Regards croisés / La négociation

À l’occasion de la publication de leur livre Négocier plus, Négocier mieux et des 15 ans du Salon des micro-entreprises, les éditions Dunod ont réalisé une interview croisée de Frédéric Vendeuvre et Éric De Cozar.

FRÉDÉRIC VENDEUVRE, consultant, co-fondateur de HALIFAX consulting et ÉRIC DE COZAR, Président de DIAGEO France, partagent leur expérience d’experts.

Mener une négociation est pour un commercial un moment qui peut être source de tension. Il faut en comprendre toutes les étapes afin de mieux la préparer, l’appréhender et la vivre. L’objectif est alors de réduire le stress avant et pendant la négociation pour être plus efficace !

Quand peut-on dire d’une négociation qu’elle est efficace ?
Éric De Cozar : Une négociation ne s’évalue pas au moment de l’accord ou de la rédaction du contrat, elle s’apprécie à l’aune des résultats qu’elle aura produits.
Si la valeur créée pour chacune des parties s’avère satisfaisante dans le temps et si chacun y trouve son compte, alors on pourra considérer la négociation comme réussie.
Le meilleur indicateur de réussite est le niveau de confiance entre les parties et la volonté de construire ensemble au moment de démarrer la suivante.
Frédéric Vendeuvre : Tout à fait d’accord, une des difficultés est de fixer la perspective de temps que l’on se donne pour évaluer son impact positif.
Comme sur beaucoup de sujets, on a tendance à ne s’intéresser qu’au très court terme et à l’immédiat. La plupart des systèmes variables pour les commerciaux encouragent d’ailleurs cette myopie.
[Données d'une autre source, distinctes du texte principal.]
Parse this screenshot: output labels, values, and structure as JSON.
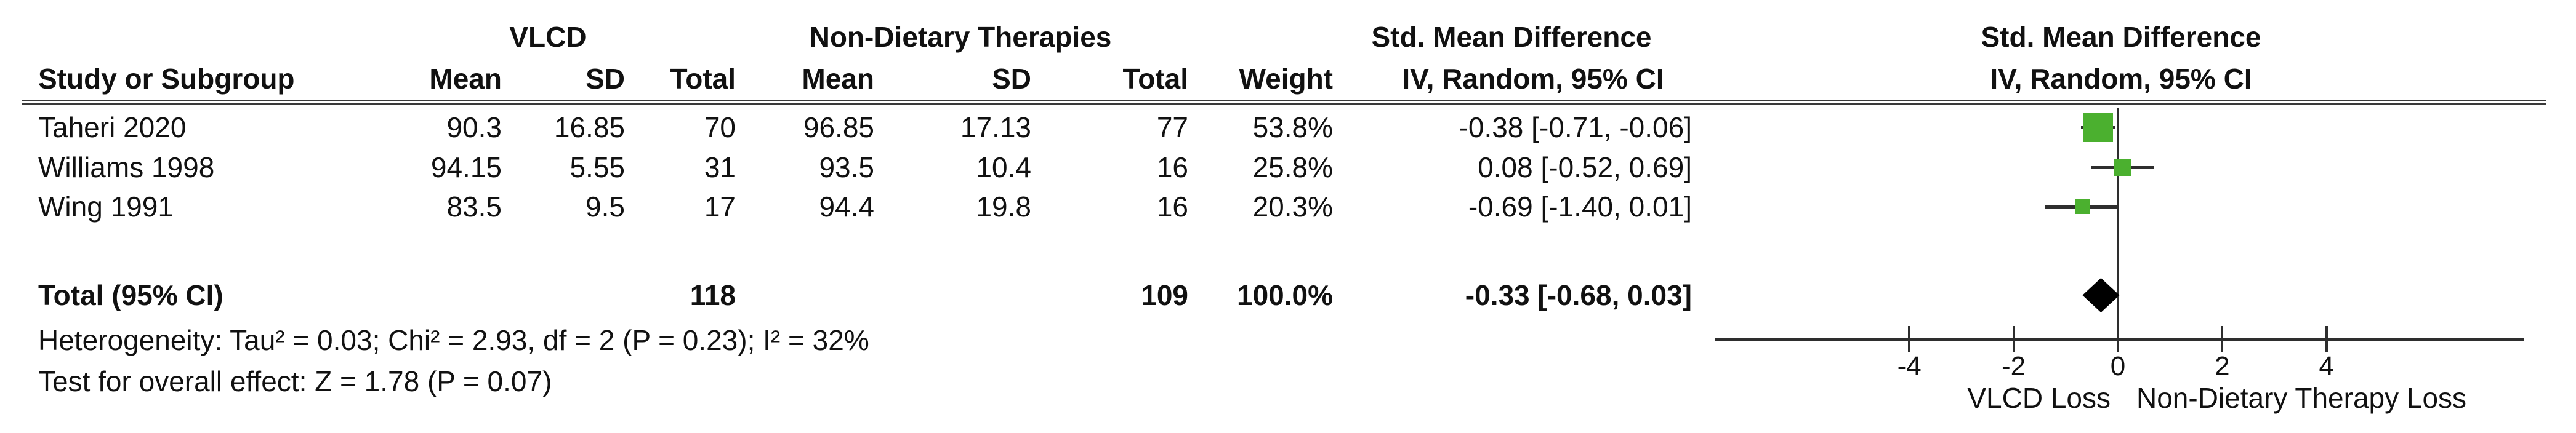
{
  "table": {
    "group_headers": {
      "vlcd": "VLCD",
      "non_dietary": "Non-Dietary Therapies",
      "smd_left": "Std. Mean Difference",
      "smd_right": "Std. Mean Difference"
    },
    "column_headers": {
      "study": "Study or Subgroup",
      "mean1": "Mean",
      "sd1": "SD",
      "total1": "Total",
      "mean2": "Mean",
      "sd2": "SD",
      "total2": "Total",
      "weight": "Weight",
      "iv_left": "IV, Random, 95% CI",
      "iv_right": "IV, Random, 95% CI"
    },
    "rows": [
      {
        "study": "Taheri 2020",
        "mean1": "90.3",
        "sd1": "16.85",
        "total1": "70",
        "mean2": "96.85",
        "sd2": "17.13",
        "total2": "77",
        "weight": "53.8%",
        "ci": "-0.38 [-0.71, -0.06]"
      },
      {
        "study": "Williams 1998",
        "mean1": "94.15",
        "sd1": "5.55",
        "total1": "31",
        "mean2": "93.5",
        "sd2": "10.4",
        "total2": "16",
        "weight": "25.8%",
        "ci": "0.08 [-0.52, 0.69]"
      },
      {
        "study": "Wing 1991",
        "mean1": "83.5",
        "sd1": "9.5",
        "total1": "17",
        "mean2": "94.4",
        "sd2": "19.8",
        "total2": "16",
        "weight": "20.3%",
        "ci": "-0.69 [-1.40, 0.01]"
      }
    ],
    "total_row": {
      "label": "Total (95% CI)",
      "total1": "118",
      "total2": "109",
      "weight": "100.0%",
      "ci": "-0.33 [-0.68, 0.03]"
    },
    "footnotes": {
      "heterogeneity": "Heterogeneity: Tau² = 0.03; Chi² = 2.93, df = 2 (P = 0.23); I² = 32%",
      "overall_effect": "Test for overall effect: Z = 1.78 (P = 0.07)"
    }
  },
  "chart_data": {
    "type": "forest",
    "effect_measure": "Std. Mean Difference, IV, Random, 95% CI",
    "x_ticks": [
      -4,
      -2,
      0,
      2,
      4
    ],
    "xlim": [
      -4.8,
      4.8
    ],
    "axis_caption_left": "VLCD Loss",
    "axis_caption_right": "Non-Dietary Therapy Loss",
    "studies": [
      {
        "name": "Taheri 2020",
        "smd": -0.38,
        "ci_low": -0.71,
        "ci_high": -0.06,
        "weight_pct": 53.8
      },
      {
        "name": "Williams 1998",
        "smd": 0.08,
        "ci_low": -0.52,
        "ci_high": 0.69,
        "weight_pct": 25.8
      },
      {
        "name": "Wing 1991",
        "smd": -0.69,
        "ci_low": -1.4,
        "ci_high": 0.01,
        "weight_pct": 20.3
      }
    ],
    "total": {
      "name": "Total (95% CI)",
      "smd": -0.33,
      "ci_low": -0.68,
      "ci_high": 0.03,
      "weight_pct": 100.0
    },
    "colors": {
      "marker_green": "#4bb02f",
      "diamond": "#000000",
      "lines": "#2e2e2e"
    }
  }
}
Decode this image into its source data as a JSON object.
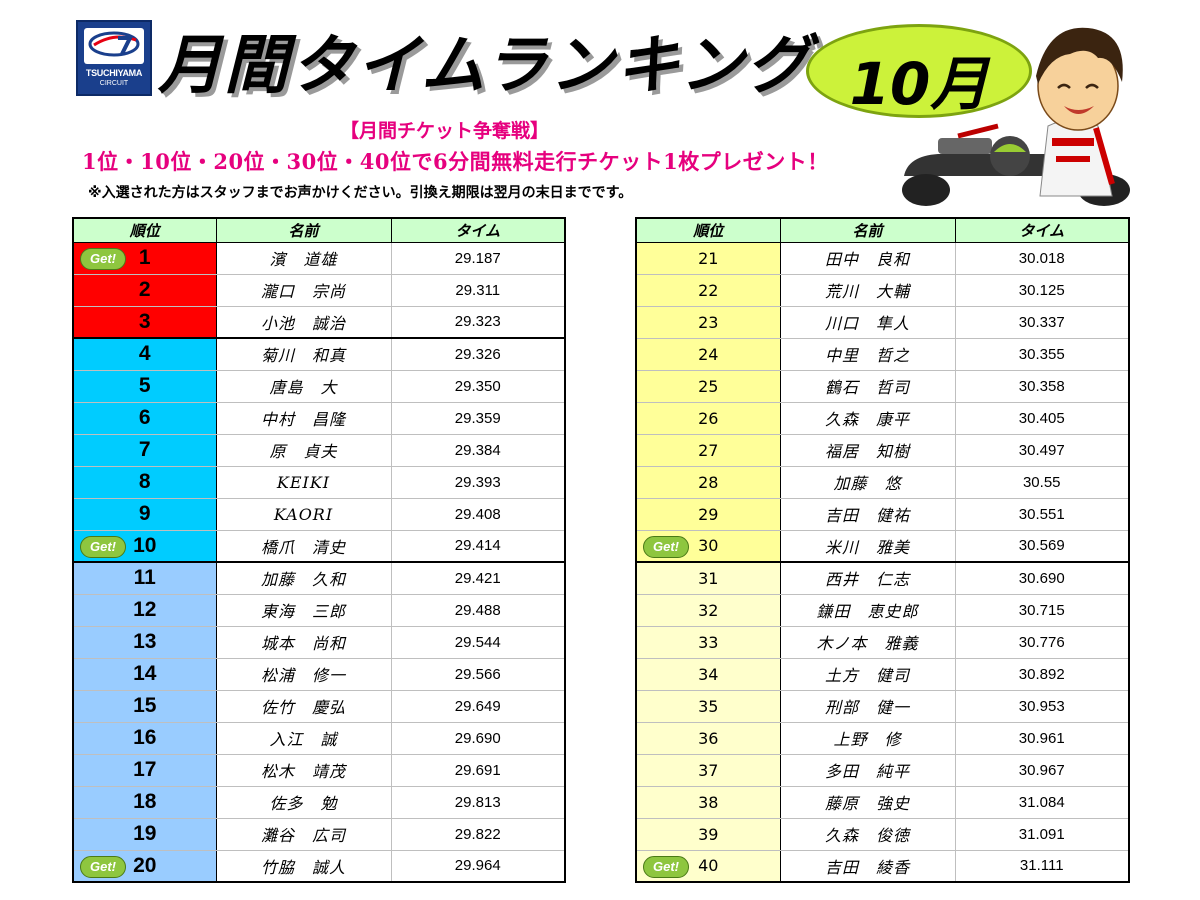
{
  "header": {
    "logo_text_1": "TSUCHIYAMA",
    "logo_text_2": "CIRCUIT",
    "title": "月間タイムランキング",
    "month": "10月"
  },
  "campaign": {
    "title": "【月間チケット争奪戦】",
    "line": "1位・10位・20位・30位・40位で6分間無料走行チケット1枚プレゼント！",
    "note": "※入選された方はスタッフまでお声かけください。引換え期限は翌月の末日までです。"
  },
  "table": {
    "col_rank": "順位",
    "col_name": "名前",
    "col_time": "タイム",
    "badge_label": "Get!"
  },
  "colors": {
    "red": "#ff0000",
    "cyan": "#00ccff",
    "blue": "#99ccff",
    "yellow": "#ffff99",
    "cream": "#ffffcc",
    "header_green": "#ccffcc",
    "badge_green": "#8ec63f",
    "campaign_pink": "#e6007e",
    "bubble_lime": "#ccf23a"
  },
  "rankings_left": [
    {
      "rank": "1",
      "name": "濱　道雄",
      "time": "29.187",
      "tier": "red",
      "badge": true
    },
    {
      "rank": "2",
      "name": "瀧口　宗尚",
      "time": "29.311",
      "tier": "red",
      "badge": false
    },
    {
      "rank": "3",
      "name": "小池　誠治",
      "time": "29.323",
      "tier": "red",
      "badge": false
    },
    {
      "rank": "4",
      "name": "菊川　和真",
      "time": "29.326",
      "tier": "cyan",
      "badge": false
    },
    {
      "rank": "5",
      "name": "唐島　大",
      "time": "29.350",
      "tier": "cyan",
      "badge": false
    },
    {
      "rank": "6",
      "name": "中村　昌隆",
      "time": "29.359",
      "tier": "cyan",
      "badge": false
    },
    {
      "rank": "7",
      "name": "原　貞夫",
      "time": "29.384",
      "tier": "cyan",
      "badge": false
    },
    {
      "rank": "8",
      "name": "KEIKI",
      "time": "29.393",
      "tier": "cyan",
      "badge": false
    },
    {
      "rank": "9",
      "name": "KAORI",
      "time": "29.408",
      "tier": "cyan",
      "badge": false
    },
    {
      "rank": "10",
      "name": "橋爪　清史",
      "time": "29.414",
      "tier": "cyan",
      "badge": true
    },
    {
      "rank": "11",
      "name": "加藤　久和",
      "time": "29.421",
      "tier": "blue",
      "badge": false
    },
    {
      "rank": "12",
      "name": "東海　三郎",
      "time": "29.488",
      "tier": "blue",
      "badge": false
    },
    {
      "rank": "13",
      "name": "城本　尚和",
      "time": "29.544",
      "tier": "blue",
      "badge": false
    },
    {
      "rank": "14",
      "name": "松浦　修一",
      "time": "29.566",
      "tier": "blue",
      "badge": false
    },
    {
      "rank": "15",
      "name": "佐竹　慶弘",
      "time": "29.649",
      "tier": "blue",
      "badge": false
    },
    {
      "rank": "16",
      "name": "入江　誠",
      "time": "29.690",
      "tier": "blue",
      "badge": false
    },
    {
      "rank": "17",
      "name": "松木　靖茂",
      "time": "29.691",
      "tier": "blue",
      "badge": false
    },
    {
      "rank": "18",
      "name": "佐多　勉",
      "time": "29.813",
      "tier": "blue",
      "badge": false
    },
    {
      "rank": "19",
      "name": "灘谷　広司",
      "time": "29.822",
      "tier": "blue",
      "badge": false
    },
    {
      "rank": "20",
      "name": "竹脇　誠人",
      "time": "29.964",
      "tier": "blue",
      "badge": true
    }
  ],
  "rankings_right": [
    {
      "rank": "21",
      "name": "田中　良和",
      "time": "30.018",
      "tier": "yellow",
      "badge": false
    },
    {
      "rank": "22",
      "name": "荒川　大輔",
      "time": "30.125",
      "tier": "yellow",
      "badge": false
    },
    {
      "rank": "23",
      "name": "川口　隼人",
      "time": "30.337",
      "tier": "yellow",
      "badge": false
    },
    {
      "rank": "24",
      "name": "中里　哲之",
      "time": "30.355",
      "tier": "yellow",
      "badge": false
    },
    {
      "rank": "25",
      "name": "鶴石　哲司",
      "time": "30.358",
      "tier": "yellow",
      "badge": false
    },
    {
      "rank": "26",
      "name": "久森　康平",
      "time": "30.405",
      "tier": "yellow",
      "badge": false
    },
    {
      "rank": "27",
      "name": "福居　知樹",
      "time": "30.497",
      "tier": "yellow",
      "badge": false
    },
    {
      "rank": "28",
      "name": "加藤　悠",
      "time": "30.55",
      "tier": "yellow",
      "badge": false
    },
    {
      "rank": "29",
      "name": "吉田　健祐",
      "time": "30.551",
      "tier": "yellow",
      "badge": false
    },
    {
      "rank": "30",
      "name": "米川　雅美",
      "time": "30.569",
      "tier": "yellow",
      "badge": true
    },
    {
      "rank": "31",
      "name": "西井　仁志",
      "time": "30.690",
      "tier": "cream",
      "badge": false
    },
    {
      "rank": "32",
      "name": "鎌田　恵史郎",
      "time": "30.715",
      "tier": "cream",
      "badge": false
    },
    {
      "rank": "33",
      "name": "木ノ本　雅義",
      "time": "30.776",
      "tier": "cream",
      "badge": false
    },
    {
      "rank": "34",
      "name": "土方　健司",
      "time": "30.892",
      "tier": "cream",
      "badge": false
    },
    {
      "rank": "35",
      "name": "刑部　健一",
      "time": "30.953",
      "tier": "cream",
      "badge": false
    },
    {
      "rank": "36",
      "name": "上野　修",
      "time": "30.961",
      "tier": "cream",
      "badge": false
    },
    {
      "rank": "37",
      "name": "多田　純平",
      "time": "30.967",
      "tier": "cream",
      "badge": false
    },
    {
      "rank": "38",
      "name": "藤原　強史",
      "time": "31.084",
      "tier": "cream",
      "badge": false
    },
    {
      "rank": "39",
      "name": "久森　俊徳",
      "time": "31.091",
      "tier": "cream",
      "badge": false
    },
    {
      "rank": "40",
      "name": "吉田　綾香",
      "time": "31.111",
      "tier": "cream",
      "badge": true
    }
  ],
  "icons": {
    "logo": "g7-logo-icon",
    "mascot": "kart-driver-mascot-icon",
    "badge": "get-badge-icon"
  }
}
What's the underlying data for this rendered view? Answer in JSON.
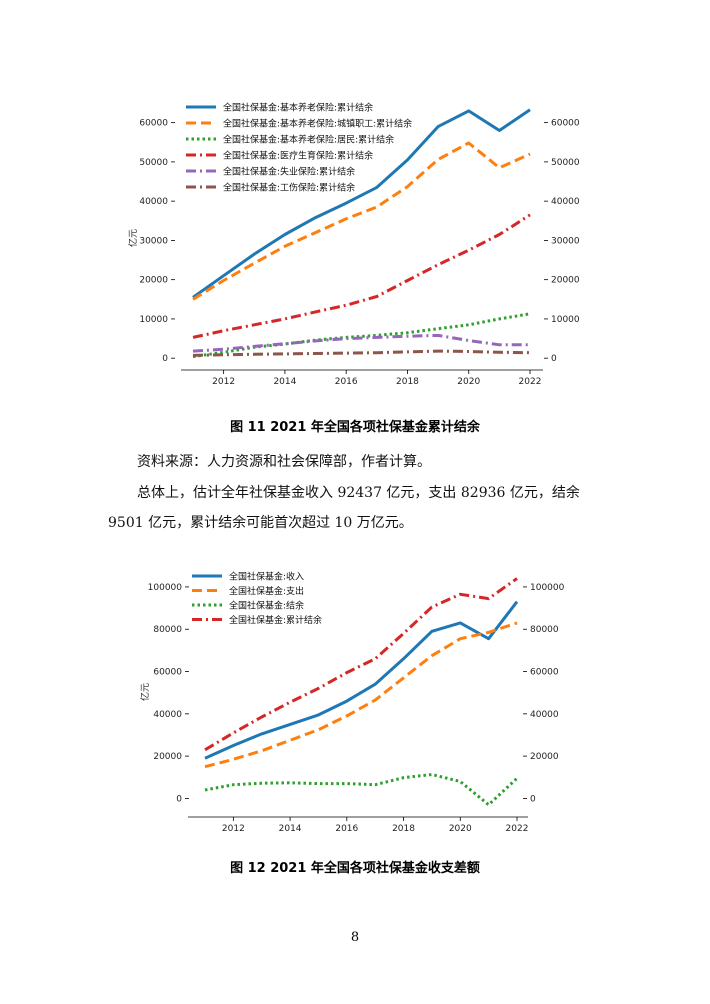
{
  "figures": [
    {
      "caption": "图 11   2021 年全国各项社保基金累计结余",
      "chart_data": {
        "type": "line",
        "ylabel": "亿元",
        "x": [
          2011,
          2012,
          2013,
          2014,
          2015,
          2016,
          2017,
          2018,
          2019,
          2020,
          2021,
          2022
        ],
        "xticks": [
          2012,
          2014,
          2016,
          2018,
          2020,
          2022
        ],
        "yticks": [
          0,
          10000,
          20000,
          30000,
          40000,
          50000,
          60000
        ],
        "ylim": [
          -2500,
          65000
        ],
        "grid": false,
        "legend_position": "top-left",
        "dual_axis_labels": true,
        "series": [
          {
            "name": "全国社保基金:基本养老保险:累计结余",
            "color": "#1f77b4",
            "dash": "solid",
            "values": [
              15500,
              21000,
              26500,
              31500,
              35800,
              39500,
              43500,
              50500,
              59000,
              63000,
              58000,
              63300
            ]
          },
          {
            "name": "全国社保基金:基本养老保险:城镇职工:累计结余",
            "color": "#ff7f0e",
            "dash": "dashed",
            "values": [
              15000,
              19800,
              24200,
              28500,
              32000,
              35500,
              38500,
              43700,
              50600,
              54800,
              48500,
              52000
            ]
          },
          {
            "name": "全国社保基金:基本养老保险:居民:累计结余",
            "color": "#2ca02c",
            "dash": "dotted",
            "values": [
              400,
              1500,
              2800,
              3600,
              4600,
              5300,
              5800,
              6500,
              7500,
              8500,
              10000,
              11300
            ]
          },
          {
            "name": "全国社保基金:医疗生育保险:累计结余",
            "color": "#d62728",
            "dash": "dashdot",
            "values": [
              5300,
              7000,
              8500,
              10000,
              11800,
              13500,
              15700,
              19800,
              23800,
              27500,
              31500,
              36500
            ]
          },
          {
            "name": "全国社保基金:失业保险:累计结余",
            "color": "#9467bd",
            "dash": "dashdot",
            "values": [
              1800,
              2300,
              3000,
              3700,
              4400,
              5000,
              5300,
              5600,
              5800,
              4500,
              3400,
              3400
            ]
          },
          {
            "name": "全国社保基金:工伤保险:累计结余",
            "color": "#8c564b",
            "dash": "dashdot",
            "values": [
              700,
              900,
              1000,
              1100,
              1200,
              1300,
              1400,
              1600,
              1800,
              1700,
              1500,
              1400
            ]
          }
        ]
      }
    },
    {
      "caption": "图 12   2021 年全国各项社保基金收支差额",
      "chart_data": {
        "type": "line",
        "ylabel": "亿元",
        "x": [
          2011,
          2012,
          2013,
          2014,
          2015,
          2016,
          2017,
          2018,
          2019,
          2020,
          2021,
          2022
        ],
        "xticks": [
          2012,
          2014,
          2016,
          2018,
          2020,
          2022
        ],
        "yticks": [
          0,
          20000,
          40000,
          60000,
          80000,
          100000
        ],
        "ylim": [
          -5000,
          108000
        ],
        "grid": false,
        "legend_position": "top-left",
        "dual_axis_labels": true,
        "series": [
          {
            "name": "全国社保基金:收入",
            "color": "#1f77b4",
            "dash": "solid",
            "values": [
              19000,
              25000,
              30500,
              35000,
              39500,
              46000,
              54000,
              66000,
              79000,
              83000,
              75500,
              93000
            ]
          },
          {
            "name": "全国社保基金:支出",
            "color": "#ff7f0e",
            "dash": "dashed",
            "values": [
              15000,
              18500,
              22500,
              27500,
              32500,
              39000,
              46500,
              57000,
              67500,
              75500,
              78500,
              83000
            ]
          },
          {
            "name": "全国社保基金:结余",
            "color": "#2ca02c",
            "dash": "dotted",
            "values": [
              4000,
              6500,
              7200,
              7400,
              7000,
              7000,
              6500,
              9800,
              11300,
              8000,
              -3000,
              9500
            ]
          },
          {
            "name": "全国社保基金:累计结余",
            "color": "#d62728",
            "dash": "dashdot",
            "values": [
              23000,
              31000,
              38500,
              45500,
              52000,
              59500,
              66000,
              78000,
              90500,
              96500,
              94500,
              104000
            ]
          }
        ]
      }
    }
  ],
  "text": {
    "source": "资料来源：人力资源和社会保障部，作者计算。",
    "summary": "总体上，估计全年社保基金收入 92437 亿元，支出 82936 亿元，结余 9501 亿元，累计结余可能首次超过 10 万亿元。",
    "page_number": "8"
  }
}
Quels sont les points clés d’une négociation efficace ?
Éric De Cozar : Toutes les étapes sont importantes dans la gestion d’une négociation mais on peut isoler deux phases essentielles :
La préparation est indispensable pour garder le contrôle, anticiper et éviter au maximum les situations imprévues et déstabilisantes. Aussi, connaître les enjeux et le contexte de l’autre partie permet de mieux comprendre ses intérêts et de pouvoir y répondre sans compromettre ses propres objectifs.
L’improvisation est l’ennemi d’un bon négociateur.
La formalisation du deal est également capitale. Beaucoup de choses se jouent au moment de la rédaction d’un accord, chaque mot compte et la rigueur s’impose pour éviter malentendus et déceptions.
Frédéric Vendeuvre : J’en rajouterai une troisième, sorte de préalable à la négociation : c’est de négocier la façon dont on devra négocier ; une pré-négociation permettant soit de simplifier, soit de cadrer la négociation à venir.
De jauger aussi comment les deux parties entendent négocier. On peut donc considérer que pour un commercial, il est en phase de pré-négociation dès les premiers contacts avec son prospect.

En temps de crise, faut-il utiliser d’autres outils ?
Éric De Cozar :
Les enjeux prennent le pas sur la relation, la gestion des tensions est plus importante. Par ailleurs, certaines règles tacites peuvent être remises en cause. Le respect des engagements peut souffrir de la nécessité absolue d’aboutir. Un « oui » n’a plus forcément la même valeur en temps de crise. La formalisation de l’accord est plus que jamais essentielle.
Enfin, Il faut également faire preuve de plus de créativité. La raréfaction des sources de croissance oblige à être inventif pour générer des options susceptibles de créer de la valeur.
Frédéric Vendeuvre : Parfaitement d’accord, chez Halifax Consulting nous faisons beaucoup de coaching de négociation dans des métiers très divers et ce sont des points récurrents.

Vos conseils pour améliorer la performance d’une négociation ?
Éric De Cozar et Frédéric Vendeuvre : Sans dévoiler notre livre, on peut ici ensemble donner nos meilleurs conseils.
Rien ne remplace l’expérience, le vécu, le fait de vivre des situations différentes, le fait de s’entraîner.

Si on devait en distinguer cinq, on dirait :

  • PRÉPARER : connaitre son sujet, recueillir de l’information, la traiter et
    l’exploiter.
  • ÊTRE CRÉATIF : multiplier les options, offrir des solutions, élargir le champ des possibles. Oublier ce que l’on croit.
  • SE DONNER DU CHAMP : prévoir une marge entre son objectif réel et sa position de départ, se donner du temps aussi pour négocier.
  • RESTER SOBRE : séparer l’objet de la négociation de la personne, repositionner les attaques personnelles sur l’objet de la négociation, se montrer respectueux.
  • RESTER FOCALISÉ : ce n’est pas celui qui gagne la discussion qui gagne  la négociation. On peut inviter à la critique, faire preuve d’empathie, recueillir de l’information par une écoute active, sans jamais perdre de vue ses propres intérêts et objectifs.